Reputation: 163
df1:
a = c(2, 3, 5, 8, 10, 12)
b = c("NA", "bb", "cc", "aa", "bb", "aa")
c = c("bb", "aa", "bb", "cc", "aa", "aa")
d = c("aa", "cc", "bb", "aa", "aa", "aa")
e = c(TRUE, FALSE, TRUE, FALSE, TRUE, FALSE)
df1 = data.frame(a, b, c, d, e)
Looking to evaluate the proportion of all values combined in b, c, d and then change any category with a proportion below 20% to "Rare".
Output:
a b c d e
2 NA bb aa true
3 bb aa rare false
5 rare bb bb true
8 aa rare aa false
10 bb aa aa true
12 aa aa aa false
Upvotes: 1
Views: 37
Reputation: 145985
Here's a base R approach:
# convert string "NA" to actual missing values NA
df1[df1 == "NA"] = NA
cols = c("b", "c", "d")
freq = prop.table(table(unlist(df1[cols])))

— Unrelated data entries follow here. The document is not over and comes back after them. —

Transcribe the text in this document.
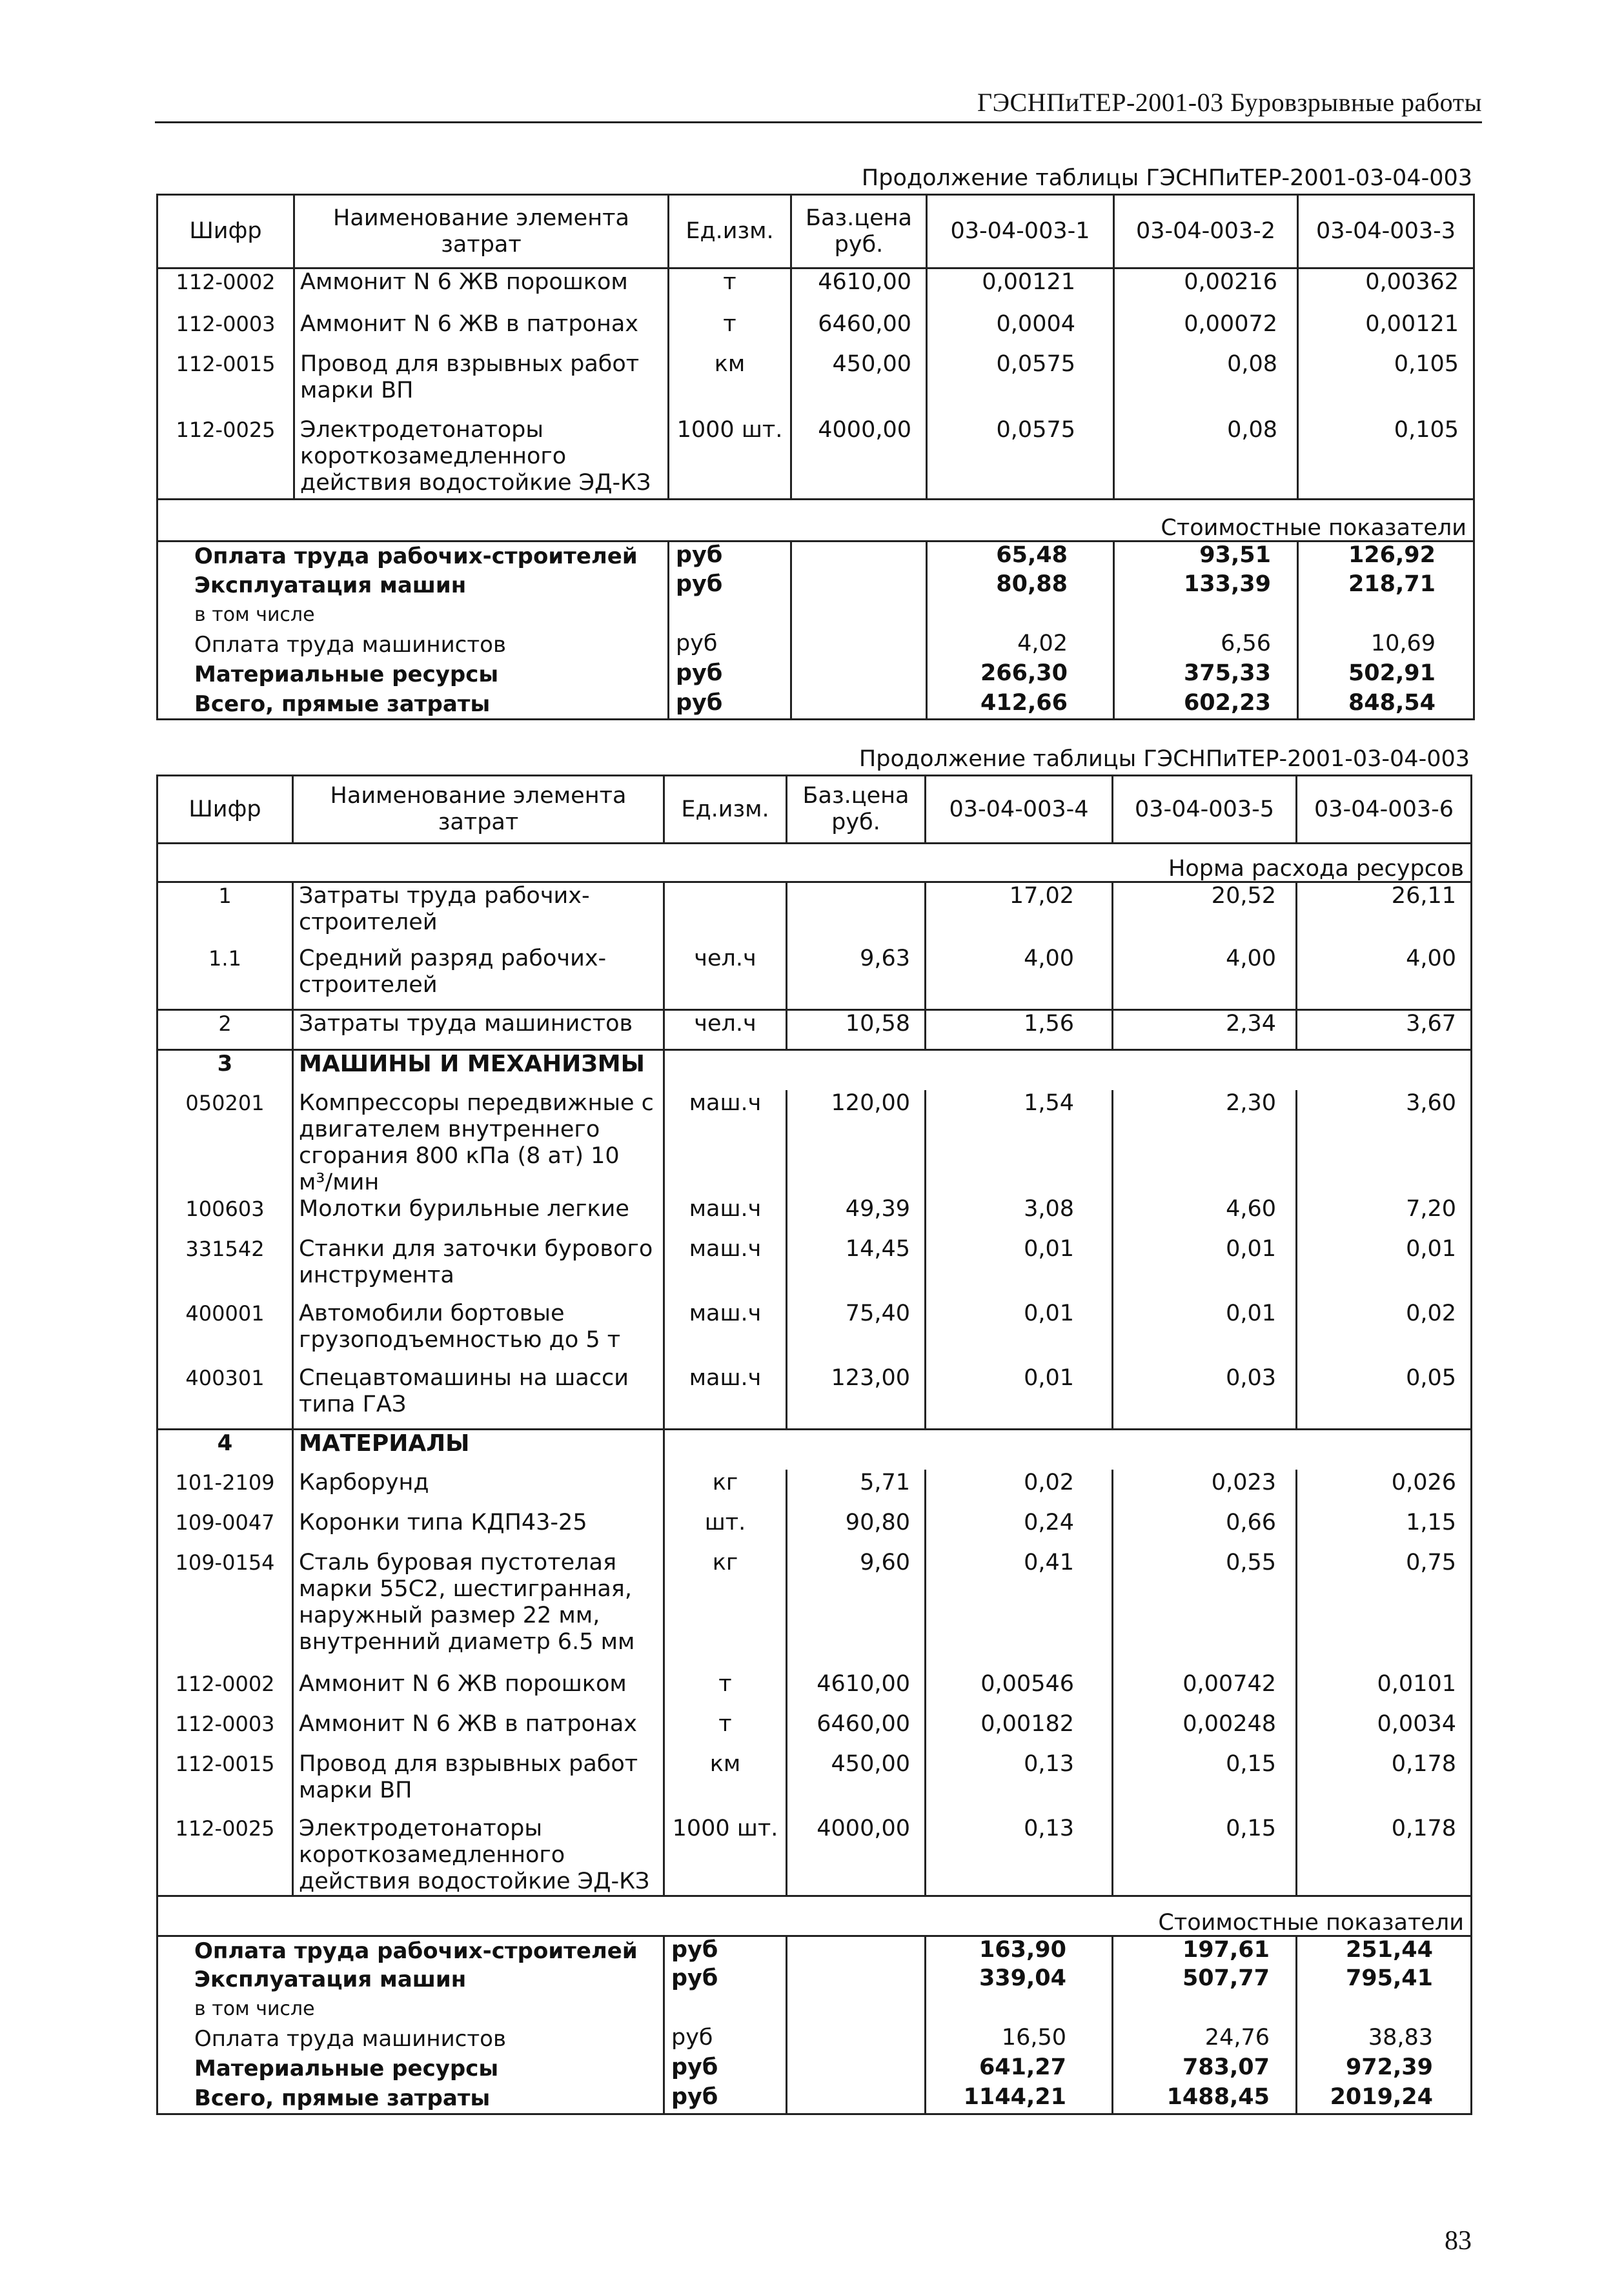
ГЭСНПиТЕР-2001-03 Буровзрывные работы
Продолжение таблицы ГЭСНПиТЕР-2001-03-04-003
Шифр	Наименование элемента затрат	Ед.изм.	Баз.цена руб.	03-04-003-1	03-04-003-2	03-04-003-3
112-0002	Аммонит N 6 ЖВ порошком	т	4610,00	0,00121	0,00216	0,00362
112-0003	Аммонит N 6 ЖВ в патронах	т	6460,00	0,0004	0,00072	0,00121
112-0015	Провод для взрывных работ марки ВП	км	450,00	0,0575	0,08	0,105
112-0025	Электродетонаторы короткозамедленного действия водостойкие ЭД-КЗ	1000 шт.	4000,00	0,0575	0,08	0,105
Стоимостные показатели						
Оплата труда рабочих-строителей		руб		65,48	93,51	126,92
Эксплуатация машин		руб		80,88	133,39	218,71
в том числе						
Оплата труда машинистов		руб		4,02	6,56	10,69
Материальные ресурсы		руб		266,30	375,33	502,91
Всего, прямые затраты		руб		412,66	602,23	848,54
Продолжение таблицы ГЭСНПиТЕР-2001-03-04-003
Шифр	Наименование элемента затрат	Ед.изм.	Баз.цена руб.	03-04-003-4	03-04-003-5	03-04-003-6
Норма расхода ресурсов						
1	Затраты труда рабочих-строителей			17,02	20,52	26,11
1.1	Средний разряд рабочих-строителей	чел.ч	9,63	4,00	4,00	4,00
2	Затраты труда машинистов	чел.ч	10,58	1,56	2,34	3,67
3	МАШИНЫ И МЕХАНИЗМЫ					
050201	Компрессоры передвижные с двигателем внутреннего сгорания 800 кПа (8 ат) 10 м³/мин	маш.ч	120,00	1,54	2,30	3,60
100603	Молотки бурильные легкие	маш.ч	49,39	3,08	4,60	7,20
331542	Станки для заточки бурового инструмента	маш.ч	14,45	0,01	0,01	0,01
400001	Автомобили бортовые грузоподъемностью до 5 т	маш.ч	75,40	0,01	0,01	0,02
400301	Спецавтомашины на шасси типа ГАЗ	маш.ч	123,00	0,01	0,03	0,05
4	МАТЕРИАЛЫ					
101-2109	Карборунд	кг	5,71	0,02	0,023	0,026
109-0047	Коронки типа КДП43-25	шт.	90,80	0,24	0,66	1,15
109-0154	Сталь буровая пустотелая марки 55С2, шестигранная, наружный размер 22 мм, внутренний диаметр 6.5 мм	кг	9,60	0,41	0,55	0,75
112-0002	Аммонит N 6 ЖВ порошком	т	4610,00	0,00546	0,00742	0,0101
112-0003	Аммонит N 6 ЖВ в патронах	т	6460,00	0,00182	0,00248	0,0034
112-0015	Провод для взрывных работ марки ВП	км	450,00	0,13	0,15	0,178
112-0025	Электродетонаторы короткозамедленного действия водостойкие ЭД-КЗ	1000 шт.	4000,00	0,13	0,15	0,178
Стоимостные показатели						
Оплата труда рабочих-строителей		руб		163,90	197,61	251,44
Эксплуатация машин		руб		339,04	507,77	795,41
в том числе						
Оплата труда машинистов		руб		16,50	24,76	38,83
Материальные ресурсы		руб		641,27	783,07	972,39
Всего, прямые затраты		руб		1144,21	1488,45	2019,24
83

make_rare = names(freq)[freq < 0.2]
df1[cols] = lapply(df1[cols], function(x) replace(x, x %in% make_rare, "rare"))
df1
# a b c d e
# 1 2 <NA> bb aa TRUE
# 2 3 bb aa rare FALSE
# 3 5 rare bb bb TRUE
# 4 8 aa rare aa FALSE
# 5 10 bb aa aa TRUE
# 6 12 aa aa aa FALSE
Upvotes: 1